Die Feuerzangebowle

Last week, I had a weird time at the movies. There really is no other way to qualify it. The University shows films every Monday night in a campus auditorium for a small entry fee. A friend of mine from German class invited me to go with her. I had heard about this movie, Die Feuerzangenbowle, since it is a cult German film that is shown around Christmas time. It seemed like a good opportunity to finally check out the student film program…but we really had no idea what we were in for.

First of all – and I have no idea if this happens every time that they show a movie, or just around Christmas time, or just before this movie – but there were a few group drinking games. For the university students. In the state-funded auditorium. I realize that this is completely legal and fine in Germany, but keep in mind that I’m American, so this was a lot to take in. To punctuate this experience, someone won a bottle of champagne and opened it just before the movie started, and I got hit by the cork. Take that, America and your drinking rules! After they finished playing “chug the Glühwein,” “find the champagne bottle” and “take out the unsuspecting American with a turbo-powered cork,” the movie started.

Die Feuerzangenbowle: as Christmasy as a Tannenbaum.

Die Feuerzangenbowle: as Christmasy as a Tannenbaum.

Despite the fact that we couldn’t understand most of the words, (a fact I’ll attribute to a 1944-quality sound mix and not my poor German, ahem) it was still an enjoyable movie. I kind of want to try it again mit Untertiteln. And without all of the audience participation. The other thing that we didn’t know is that it’s sort of a tamer Rocky Horror Picture Show (German link) – for example, the audience lights up sparklers when the characters do. There are other moments that they may or may not have been participating in, but the one that sticks in my mind is when I realized that we were sitting in an auditorium with hundreds of buzzed German students who were lighting things on fire. In the great spirit of “you just have to know,” I have no idea where the sparklers even came from.

If you have not seen this movie, but would like to see something a bit more modern with a similar-ish storyline in English, try Billy Madison. Fewer Nazi overtones, more Chris Farley.

8 responses to “Die Feuerzangebowle

  1. That made me laugh. I think I would have been über uncomfortable in that situation! Good on you for trying new things, and for taking one for the team. And all those other Americanisms.
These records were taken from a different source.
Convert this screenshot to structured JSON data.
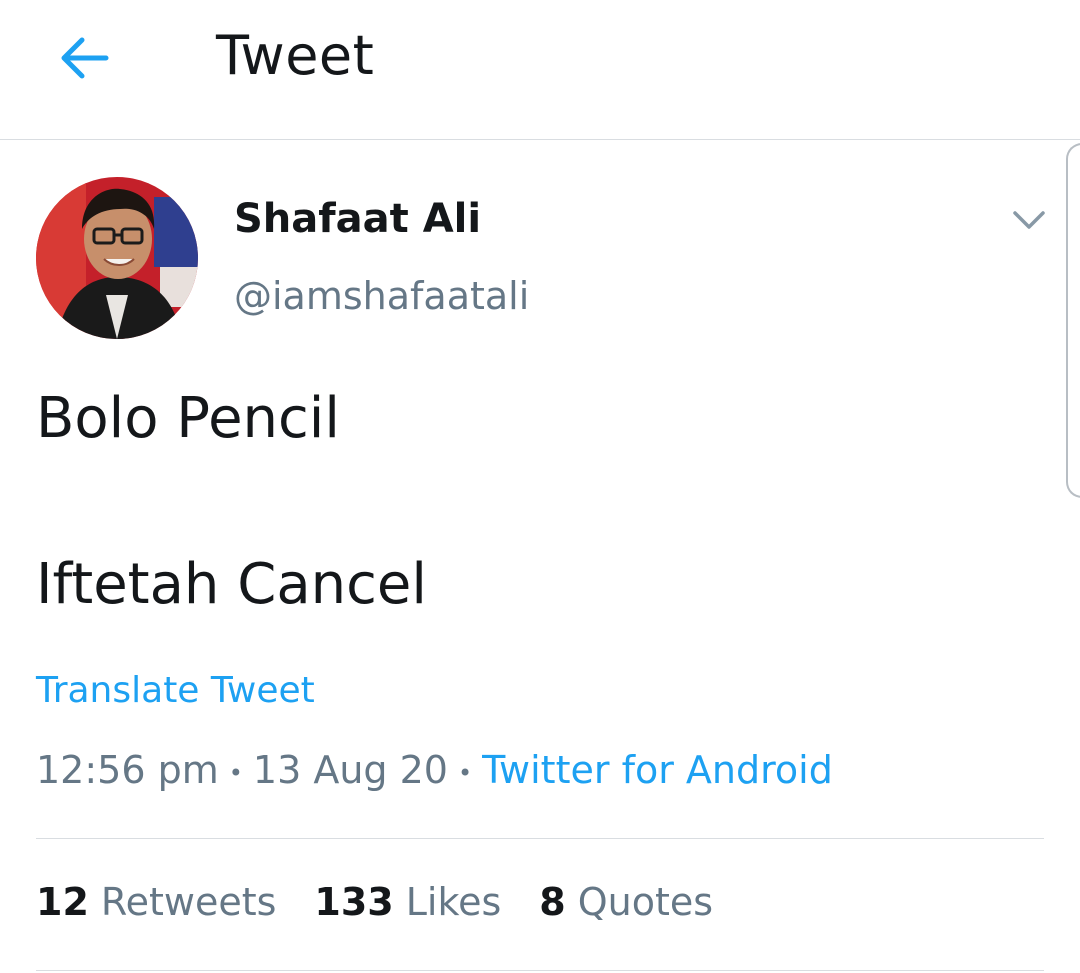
{
  "header": {
    "title": "Tweet",
    "back_icon": "arrow-left-icon"
  },
  "colors": {
    "accent": "#1da1f2",
    "text": "#14171a",
    "secondary": "#657786",
    "divider": "#d9dde1"
  },
  "tweet": {
    "author": {
      "name": "Shafaat Ali",
      "handle": "@iamshafaatali"
    },
    "menu_icon": "chevron-down-icon",
    "lines": [
      "Bolo Pencil",
      "Iftetah Cancel"
    ],
    "translate_label": "Translate Tweet",
    "time": "12:56 pm",
    "date": "13 Aug 20",
    "separator": "•",
    "source": "Twitter for Android",
    "stats": [
      {
        "count": "12",
        "label": "Retweets"
      },
      {
        "count": "133",
        "label": "Likes"
      },
      {
        "count": "8",
        "label": "Quotes"
      }
    ]
  }
}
  2. I used to watch Die Feuerzangenbowle every year in my student residence, with Feuerzangenbowle. Nobody ever lit any sparklers though!! Last year we were invited to someone’s house to watch it (none of us live in the student residence any more) and because someone was there who speaks very little German, they put the subtitles on. It’s the first time EVER that I’ve understood everything (and I finally figured out the reason he went to the school at all!).

    • That’s hilarious! I thought that he was trying to imagine what it would have been like if he went to school, which makes a little more sense in some ways – with the way the plot actually is, we have to believe that no one noticed that he’s pretending to be a teenager. He does a good job of it, either way!

      • It’s becasue his friends find out he was home schooled and they’re all “Noooo, you’ve missed out on such an amazing experience!! You have to go to go back and try it out!!”. I always thought they had bet him he wouldn’t be able to fool people into thinking he belonged there, but I was wrong. Haha.

  3. Oh dear, what a blast from the past! I watched Die Feuerzangenbowle just before Christmas 2004, with German friends of my Master’s in Belgium. I too remember understanding very little of it – and there definitely were drinking games involved!